Optimalisasi Layanan SPPG untuk Gizi Anak di Sigi
Satuan Pelayanan Pemenuhan Gizi (SPPG) Polres Sigi akan menjadi garda terdepan dalam implementasi Program Makan Bergizi Gratis. Pelayanan ini dirancang untuk memastikan setiap anak mendapatkan makanan yang layak dan memenuhi standar gizi yang telah ditetapkan. Fokus awal di Desa Maku akan menjadi model percontohan untuk perluasan program ke wilayah lain di Kabupaten Sigi ke depannya.
Imam, Kepala SPPG Polres Sigi, menegaskan pentingnya program ini bagi pertumbuhan dan perkembangan optimal anak-anak. Dengan target 2.705 penerima manfaat dari 25 sekolah, SPPG berupaya menjangkau sebanyak mungkin siswa yang membutuhkan. Ketersediaan makanan bergizi diharapkan dapat meningkatkan konsentrasi belajar, daya tahan tubuh, dan kesehatan secara keseluruhan.

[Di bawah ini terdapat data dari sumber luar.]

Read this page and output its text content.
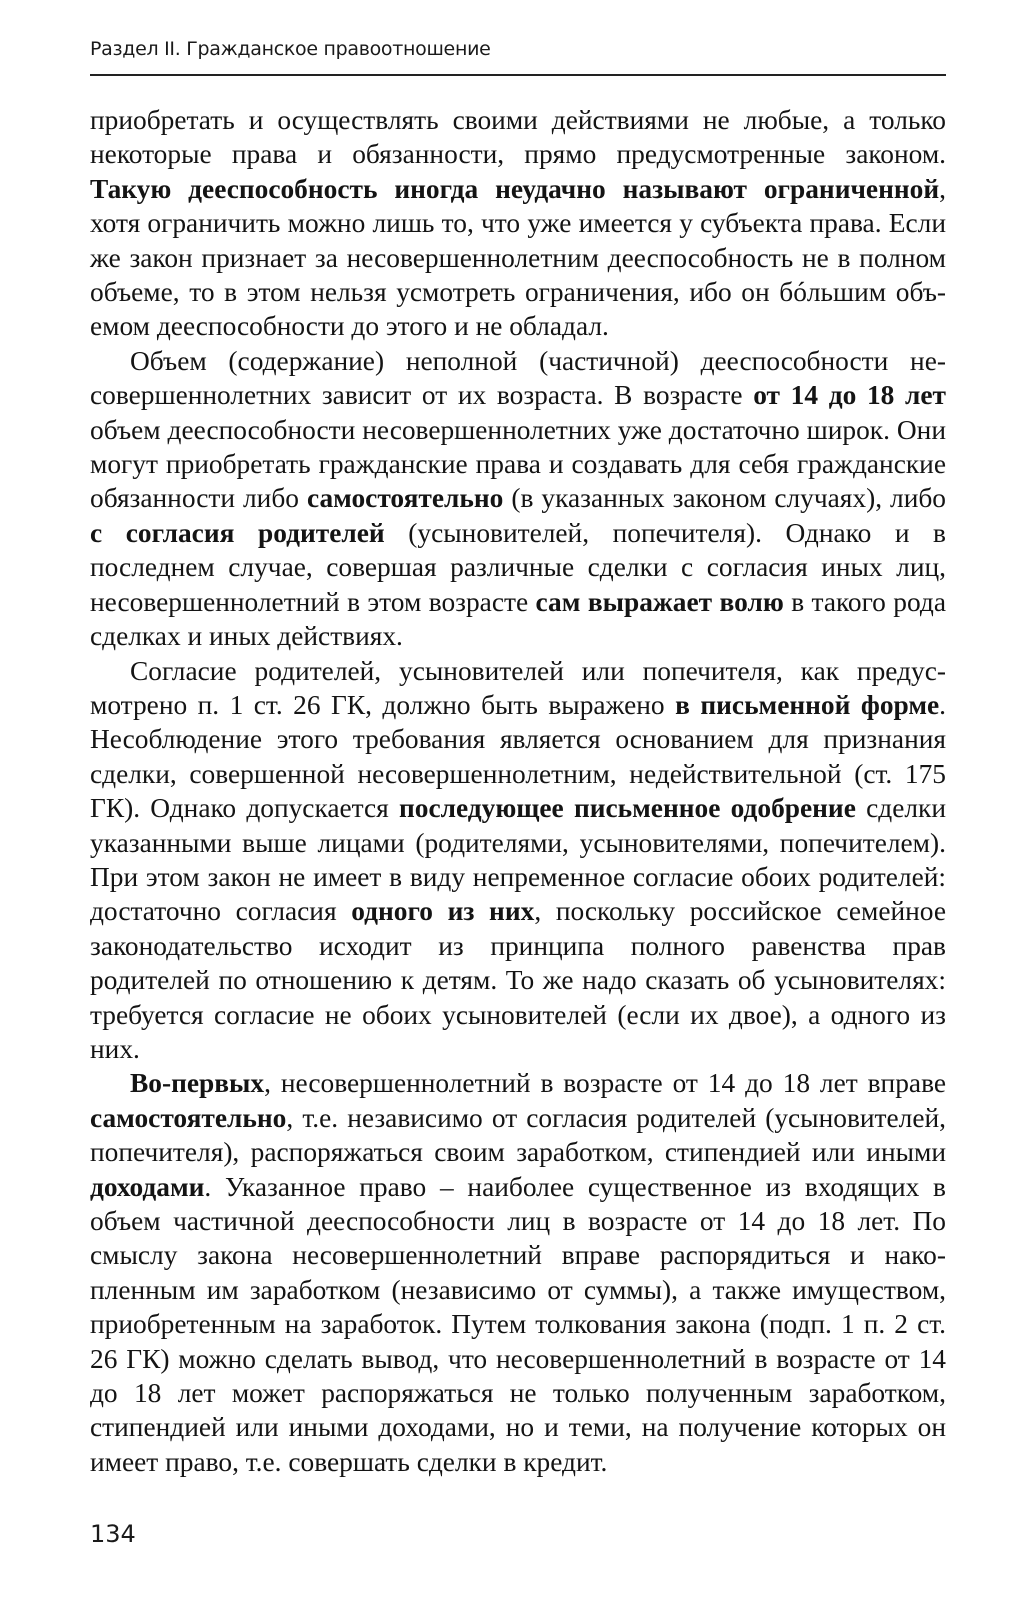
Раздел II. Гражданское правоотношение

приобретать и осуществлять своими действиями не любые, а только некоторые права и обязанности, прямо предусмотренные законом. Такую дееспособность иногда неудачно называют ограниченной, хотя ограничить можно лишь то, что уже имеется у субъекта права. Если же закон признает за несовершеннолетним дееспособность не в полном объеме, то в этом нельзя усмотреть ограничения, ибо он бóльшим объемом дееспособности до этого и не обладал.

Объем (содержание) неполной (частичной) дееспособности несовершеннолетних зависит от их возраста. В возрасте от 14 до 18 лет объем дееспособности несовершеннолетних уже достаточно широк. Они могут приобретать гражданские права и создавать для себя гражданские обязанности либо самостоятельно (в указанных законом случаях), либо с согласия родителей (усыновителей, попечителя). Однако и в последнем случае, совершая различные сделки с согласия иных лиц, несовершеннолетний в этом возрасте сам выражает волю в такого рода сделках и иных действиях.

Согласие родителей, усыновителей или попечителя, как предусмотрено п. 1 ст. 26 ГК, должно быть выражено в письменной форме. Несоблюдение этого требования является основанием для признания сделки, совершенной несовершеннолетним, недействительной (ст. 175 ГК). Однако допускается последующее письменное одобрение сделки указанными выше лицами (родителями, усыновителями, попечителем). При этом закон не имеет в виду непременное согласие обоих родителей: достаточно согласия одного из них, поскольку российское семейное законодательство исходит из принципа полного равенства прав родителей по отношению к детям. То же надо сказать об усыновителях: требуется согласие не обоих усыновителей (если их двое), а одного из них.

Во-первых, несовершеннолетний в возрасте от 14 до 18 лет вправе самостоятельно, т.е. независимо от согласия родителей (усыновителей, попечителя), распоряжаться своим заработком, стипендией или иными доходами. Указанное право – наиболее существенное из входящих в объем частичной дееспособности лиц в возрасте от 14 до 18 лет. По смыслу закона несовершеннолетний вправе распорядиться и накопленным им заработком (независимо от суммы), а также имуществом, приобретенным на заработок. Путем толкования закона (подп. 1 п. 2 ст. 26 ГК) можно сделать вывод, что несовершеннолетний в возрасте от 14 до 18 лет может распоряжаться не только полученным заработком, стипендией или иными доходами, но и теми, на получение которых он имеет право, т.е. совершать сделки в кредит.

134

Dalam pelaksanaannya, SPPG akan memastikan distribusi makanan berjalan lancar dan tepat sasaran kepada seluruh penerima manfaat. Pendekatan bertahap ini memungkinkan evaluasi dan perbaikan berkelanjutan untuk efektivitas program. Komitmen untuk mencakup seluruh sekolah di Desa Maku menjadi prioritas utama demi pemerataan akses gizi.
Kolaborasi Multisektor dan Pengawasan Keamanan Pangan Program Makan Bergizi Gratis
Keberhasilan Program Makan Bergizi Gratis tidak lepas dari peran serta aktif masyarakat dan berbagai pihak terkait. SPPG Polres Sigi melibatkan sebanyak 47 relawan untuk membantu operasional distribusi dan persiapan makanan. Sekitar 30 persen dari relawan tersebut merupakan warga setempat, menunjukkan partisipasi aktif komunitas dalam mendukung inisiatif ini.

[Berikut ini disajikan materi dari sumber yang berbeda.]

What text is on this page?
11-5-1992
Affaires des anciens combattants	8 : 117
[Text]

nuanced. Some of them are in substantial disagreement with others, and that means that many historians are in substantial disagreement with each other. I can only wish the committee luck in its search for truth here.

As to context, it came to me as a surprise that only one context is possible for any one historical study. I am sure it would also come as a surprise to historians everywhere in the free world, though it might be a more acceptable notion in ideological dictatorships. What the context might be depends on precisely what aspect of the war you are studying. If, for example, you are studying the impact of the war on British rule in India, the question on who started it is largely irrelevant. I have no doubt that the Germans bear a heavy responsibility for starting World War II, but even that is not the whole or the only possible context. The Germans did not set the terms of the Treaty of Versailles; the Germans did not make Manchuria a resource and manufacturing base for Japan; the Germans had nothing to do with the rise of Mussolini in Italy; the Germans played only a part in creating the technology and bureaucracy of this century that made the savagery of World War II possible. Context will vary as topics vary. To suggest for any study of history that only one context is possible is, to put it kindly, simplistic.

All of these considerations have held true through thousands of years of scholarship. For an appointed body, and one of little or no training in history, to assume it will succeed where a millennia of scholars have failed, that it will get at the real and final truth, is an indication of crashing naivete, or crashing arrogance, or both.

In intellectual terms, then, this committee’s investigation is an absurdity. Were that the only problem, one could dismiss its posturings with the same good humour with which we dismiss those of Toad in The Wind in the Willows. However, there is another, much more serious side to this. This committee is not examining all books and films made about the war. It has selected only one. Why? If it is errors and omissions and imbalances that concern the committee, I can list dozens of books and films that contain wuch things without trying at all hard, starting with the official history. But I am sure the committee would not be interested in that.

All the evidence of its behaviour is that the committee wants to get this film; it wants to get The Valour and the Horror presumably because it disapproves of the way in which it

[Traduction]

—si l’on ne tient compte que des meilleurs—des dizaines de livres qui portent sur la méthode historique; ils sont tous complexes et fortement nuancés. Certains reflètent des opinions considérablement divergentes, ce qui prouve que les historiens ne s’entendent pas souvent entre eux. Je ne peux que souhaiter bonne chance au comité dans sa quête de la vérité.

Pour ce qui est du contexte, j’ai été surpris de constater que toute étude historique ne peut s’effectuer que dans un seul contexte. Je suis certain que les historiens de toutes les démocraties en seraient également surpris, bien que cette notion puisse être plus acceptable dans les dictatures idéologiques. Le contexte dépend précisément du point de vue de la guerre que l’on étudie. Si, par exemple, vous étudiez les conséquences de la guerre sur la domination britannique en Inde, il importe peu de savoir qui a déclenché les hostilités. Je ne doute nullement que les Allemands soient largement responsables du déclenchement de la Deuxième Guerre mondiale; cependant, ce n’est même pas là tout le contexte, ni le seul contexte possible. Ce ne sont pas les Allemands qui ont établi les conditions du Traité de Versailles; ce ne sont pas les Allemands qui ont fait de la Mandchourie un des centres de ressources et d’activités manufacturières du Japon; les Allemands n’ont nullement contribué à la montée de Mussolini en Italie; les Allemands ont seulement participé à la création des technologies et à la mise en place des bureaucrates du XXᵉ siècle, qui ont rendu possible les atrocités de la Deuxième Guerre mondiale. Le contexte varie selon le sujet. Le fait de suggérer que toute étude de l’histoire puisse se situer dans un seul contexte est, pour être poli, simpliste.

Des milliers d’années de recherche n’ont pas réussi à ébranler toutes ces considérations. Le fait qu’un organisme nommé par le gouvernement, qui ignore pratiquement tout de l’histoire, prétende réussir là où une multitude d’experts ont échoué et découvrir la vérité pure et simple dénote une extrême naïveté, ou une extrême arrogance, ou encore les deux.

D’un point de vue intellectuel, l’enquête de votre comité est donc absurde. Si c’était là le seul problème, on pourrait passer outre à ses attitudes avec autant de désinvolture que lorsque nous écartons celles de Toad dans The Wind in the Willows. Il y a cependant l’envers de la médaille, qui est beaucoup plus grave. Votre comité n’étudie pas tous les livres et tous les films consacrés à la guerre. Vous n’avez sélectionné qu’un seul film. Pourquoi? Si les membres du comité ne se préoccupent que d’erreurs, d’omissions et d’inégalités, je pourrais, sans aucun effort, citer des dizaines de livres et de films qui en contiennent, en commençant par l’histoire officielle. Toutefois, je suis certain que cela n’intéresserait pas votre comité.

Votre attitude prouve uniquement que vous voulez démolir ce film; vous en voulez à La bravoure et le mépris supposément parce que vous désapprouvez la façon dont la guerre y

Kapolres Sigi, AKBP Kari Amsah Ritonga, menekankan pentingnya kolaborasi antarlembaga dalam pengawasan program. Pemerintah daerah melalui Dinas Kesehatan dan Dokkes Polda Sulteng akan dilibatkan secara intensif untuk memeriksa kandungan gizi setiap makanan. Hal ini bertujuan untuk menjamin kualitas, keamanan, dan kelayakan pangan yang didistribusikan kepada anak-anak.
Pengawasan menyeluruh ini merupakan langkah preventif krusial untuk menghindari hal-hal yang tidak diinginkan, seperti kasus keracunan makanan yang dapat membahayakan siswa. Seluruh pihak, termasuk pemerintah daerah, Badan Gizi Nasional, Dinas Kesehatan, maupun Dokkes Polda Sulteng, memiliki tanggung jawab bersama. Sinergi ini memastikan Program Makan Bergizi Gratis berjalan efektif, aman, dan memberikan dampak positif maksimal bagi seluruh penerima manfaat di Kabupaten Sigi.